Kansas City officials, eager to find an anchor tenant for a new arena, will get their first opportunity to lure the Penguins there today.
Mario Lemieux and Ron Burkle, who lead the franchise's ownership group, and other members of the team's front office accepted an invitation to travel to Kansas City and meet with representatives of the city and the Sprint Center, a $276 million multipurpose venue scheduled to open this fall.
The Penguins' lease at Mellon Arena expires in June, and they have attracted expressions of interest from cities across North America that are in the market for a National Hockey League franchise. This will be the first meeting between Penguins executives and people from one of those cities.
It is not known if the team has been contacted by representatives of anyplace except Kansas City, but when Mr. Lemieux announced last month that the franchise no longer was for sale, he made it clear that ownership was prepared to entertain arena proposals from any city seeking an NHL club.
That sentiment was reinforced in a letter he and Mr. Burkle sent to Gov. Ed Rendell, Allegheny County Chief Executive Dan Onorato and Pittsburgh Mayor Luke Ravenstahl last week.
In that letter, they agreed to meet with those elected officials tomorrow to discuss what is popularly known as "Plan B," a proposal the public officials are formulating to finance construction of an arena here. But they reiterated that "we are in the process of exploring all of our options."
Although no formal deadline for determining where the Penguins will be based next season has been established, the Penguins' letter conveyed the importance of having the matter resolved in the relatively near future.
The urgency is based, in part, on the NHL needing to know where the team will play so that work can begin on its schedule for the 2007-08 season. Also, the Penguins would need considerable time before next season to handle business-related issues such as selling tickets and arranging corporate sponsorships, particularly if they are operating in a new market.
"We appreciate the positive tone of your recent public comments and look forward to seeing what has been described as a plan that is significantly better than the original 'Plan B,' " the letter said.

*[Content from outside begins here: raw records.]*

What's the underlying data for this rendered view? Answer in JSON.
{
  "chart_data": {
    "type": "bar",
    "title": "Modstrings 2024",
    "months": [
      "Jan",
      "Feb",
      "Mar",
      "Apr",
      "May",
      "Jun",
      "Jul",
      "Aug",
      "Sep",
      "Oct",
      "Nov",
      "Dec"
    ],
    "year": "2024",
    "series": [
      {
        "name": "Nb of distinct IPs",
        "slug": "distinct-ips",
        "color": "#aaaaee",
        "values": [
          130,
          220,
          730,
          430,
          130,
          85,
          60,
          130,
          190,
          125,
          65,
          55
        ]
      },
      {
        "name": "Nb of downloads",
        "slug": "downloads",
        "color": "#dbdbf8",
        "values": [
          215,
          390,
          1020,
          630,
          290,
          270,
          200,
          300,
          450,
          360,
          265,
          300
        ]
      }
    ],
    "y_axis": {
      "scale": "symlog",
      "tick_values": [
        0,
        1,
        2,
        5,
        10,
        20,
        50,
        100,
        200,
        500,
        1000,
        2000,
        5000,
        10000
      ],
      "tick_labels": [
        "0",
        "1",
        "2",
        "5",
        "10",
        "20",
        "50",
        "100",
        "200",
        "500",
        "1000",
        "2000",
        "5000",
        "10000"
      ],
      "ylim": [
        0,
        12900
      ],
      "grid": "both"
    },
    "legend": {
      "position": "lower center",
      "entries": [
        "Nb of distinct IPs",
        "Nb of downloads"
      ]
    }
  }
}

"It is essential for the future of this franchise that we negotiate an arena deal that makes economic sense for the long term. Please be advised that time is of the essence. We must have something in place well in advance of the March 31 deadline mentioned in your letter [proposing Thursday's meeting]."
Neither Mr. Lemieux nor Kansas City officials could be reached for comment last night.
While groups in cities like Houston and Las Vegas are purported to be shopping for an NHL team, Kansas City has been at the forefront of those hoping to attract one.
All 72 luxury suites at the Sprint Center have been sold, and California venture capitalist William "Boots" Del Biaggio III, who nearly purchased the Penguins in 2005, has an agreement in place to base a franchise there if he is able to acquire one.